When we pulled in to the parking lot, something was wrong. “This is… not what I was expecting…” Mom said. “What the heck is this?!” I asked.

There were picnic tables and a fee station, just like in all the best parks, but there were also a LOT of trucks – the really big ones that look like trains because they pull multiple trailers full of rocks. Every 2-3 minutes a truck would pull into the parking lot, turn around, and then leave again. We could not figure out what the heck they were doing. They never stopped, just drove in and out ruining our picnic. Even when there were no trucks in the parking lot, a big truck Mom called a caterpillar sat growling 25 yards away, occasionally making backup beeps. “Mom, I don’t like it here,” I said. “What do you always tell me, Oscar? If you don’t like a place, all you have to do is look up. Sometimes it’s dirty on the ground, but when you look up into the distance it’s always beautiful.” So we looked up. It looked like someone had poured a bunch of sand on some overturned boxes. It looked like we were in a Road Runner cartoon. It was hard to find the beauty. “Maybe it will be better when we’re hiking?” she suggested.

We tried to find the trail, but this place had a lot of unmarked trails that cris-crossed. What if we got really lost? Mom’s phone battery was dangerously low. This was a place where outlaws could hide out for years and no one ever found them. We were leash outlaws sometimes, and we frequently trespassed on trails that aren’t dog friendly, but I didn’t think that we needed to live in the canyons like Geronimo or Butch Cassidy over all that. We wound up just walking up a dry riverbed and treating it like a trail.

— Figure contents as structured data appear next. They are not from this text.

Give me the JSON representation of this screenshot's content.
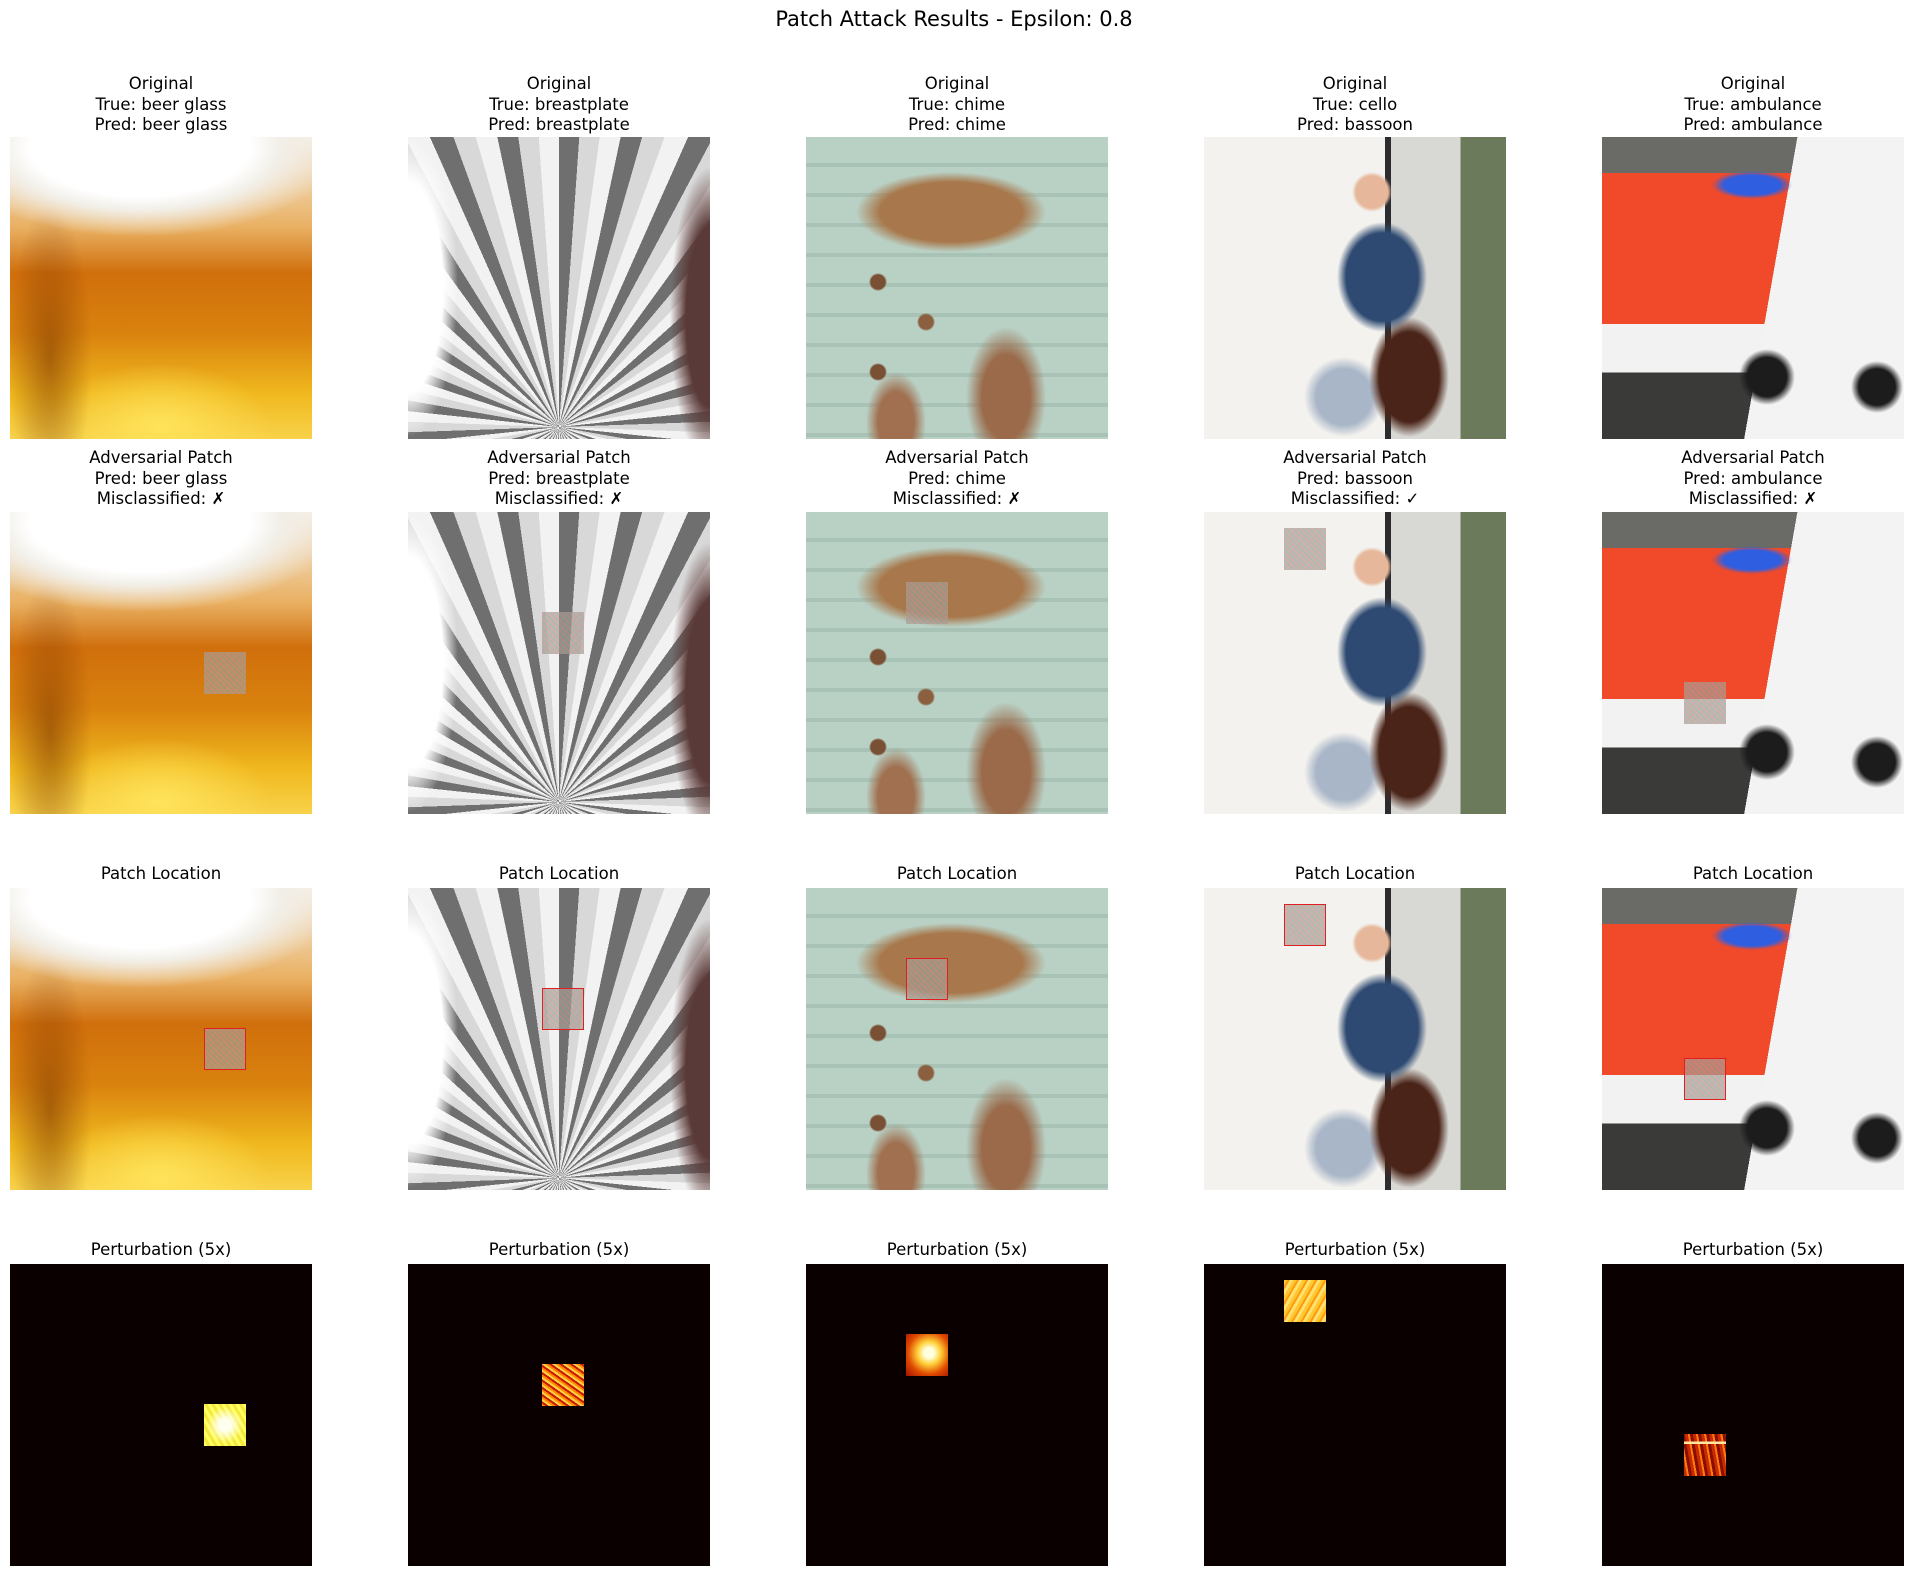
{
  "figure": {
    "title": "Patch Attack Results - Epsilon: 0.8"
  },
  "columns": [
    {
      "original": {
        "heading": "Original",
        "true_line": "True: beer glass",
        "pred_line": "Pred: beer glass"
      },
      "adversarial": {
        "heading": "Adversarial Patch",
        "pred_line": "Pred: beer glass",
        "misclassified_line": "Misclassified: ✗"
      },
      "location": {
        "heading": "Patch Location"
      },
      "perturbation": {
        "heading": "Perturbation (5x)"
      }
    },
    {
      "original": {
        "heading": "Original",
        "true_line": "True: breastplate",
        "pred_line": "Pred: breastplate"
      },
      "adversarial": {
        "heading": "Adversarial Patch",
        "pred_line": "Pred: breastplate",
        "misclassified_line": "Misclassified: ✗"
      },
      "location": {
        "heading": "Patch Location"
      },
      "perturbation": {
        "heading": "Perturbation (5x)"
      }
    },
    {
      "original": {
        "heading": "Original",
        "true_line": "True: chime",
        "pred_line": "Pred: chime"
      },
      "adversarial": {
        "heading": "Adversarial Patch",
        "pred_line": "Pred: chime",
        "misclassified_line": "Misclassified: ✗"
      },
      "location": {
        "heading": "Patch Location"
      },
      "perturbation": {
        "heading": "Perturbation (5x)"
      }
    },
    {
      "original": {
        "heading": "Original",
        "true_line": "True: cello",
        "pred_line": "Pred: bassoon"
      },
      "adversarial": {
        "heading": "Adversarial Patch",
        "pred_line": "Pred: bassoon",
        "misclassified_line": "Misclassified: ✓"
      },
      "location": {
        "heading": "Patch Location"
      },
      "perturbation": {
        "heading": "Perturbation (5x)"
      }
    },
    {
      "original": {
        "heading": "Original",
        "true_line": "True: ambulance",
        "pred_line": "Pred: ambulance"
      },
      "adversarial": {
        "heading": "Adversarial Patch",
        "pred_line": "Pred: ambulance",
        "misclassified_line": "Misclassified: ✗"
      },
      "location": {
        "heading": "Patch Location"
      },
      "perturbation": {
        "heading": "Perturbation (5x)"
      }
    }
  ],
  "colors": {
    "patch_outline": "#e02020",
    "perturbation_background": "#0b0000"
  }
}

The desert is prettier close up than it is from far away. Close up the sand had clumped and flaked and dried in a bunch of cool ways that I had never seen before. When I looked up, all of the big piles of sand looked different from one step to the next. I ran ahead of Mom like the Road Runner, stopping every now and then to watch her scramble haplessly up the trail.

We were starting to have fun, but it was getting hot. Eventually, I found a spot in the shade and flopped down. “That’s it! I can’t go any further!” I panted. Mom gave me some water, and then we turned around and headed back to the trucks. I followed Mom, but every time I found a large patch of shade I flopped down again. “You go on without me!” I gasped. “Save yourself! I’ll just sit here and wait for death.” “Oscar, we only went like a mile. I think you can make it.” “No, no… I think the desert has gotten me. Tell my fans I love them.” “It’s only like 70 degrees out here. You can’t be suffering that badly. You didn’t even finish the bowl of water I gave you 5 min ago.” “Fine, I’ll try to go on. But don’t be surprised when I collapse and you have to carry me out…” I warned.

Because I love Mom, I crawled on. Okay, sometimes I forgot that I was dying and ran up to explore an interesting thing. But I made sure to let my tongue loll out real far and pant when Mom looked at me. When we finally got back to the house, I flopped down in the shade panting. Sometimes adventure means that you’ll find danger, even when you did all the planning right.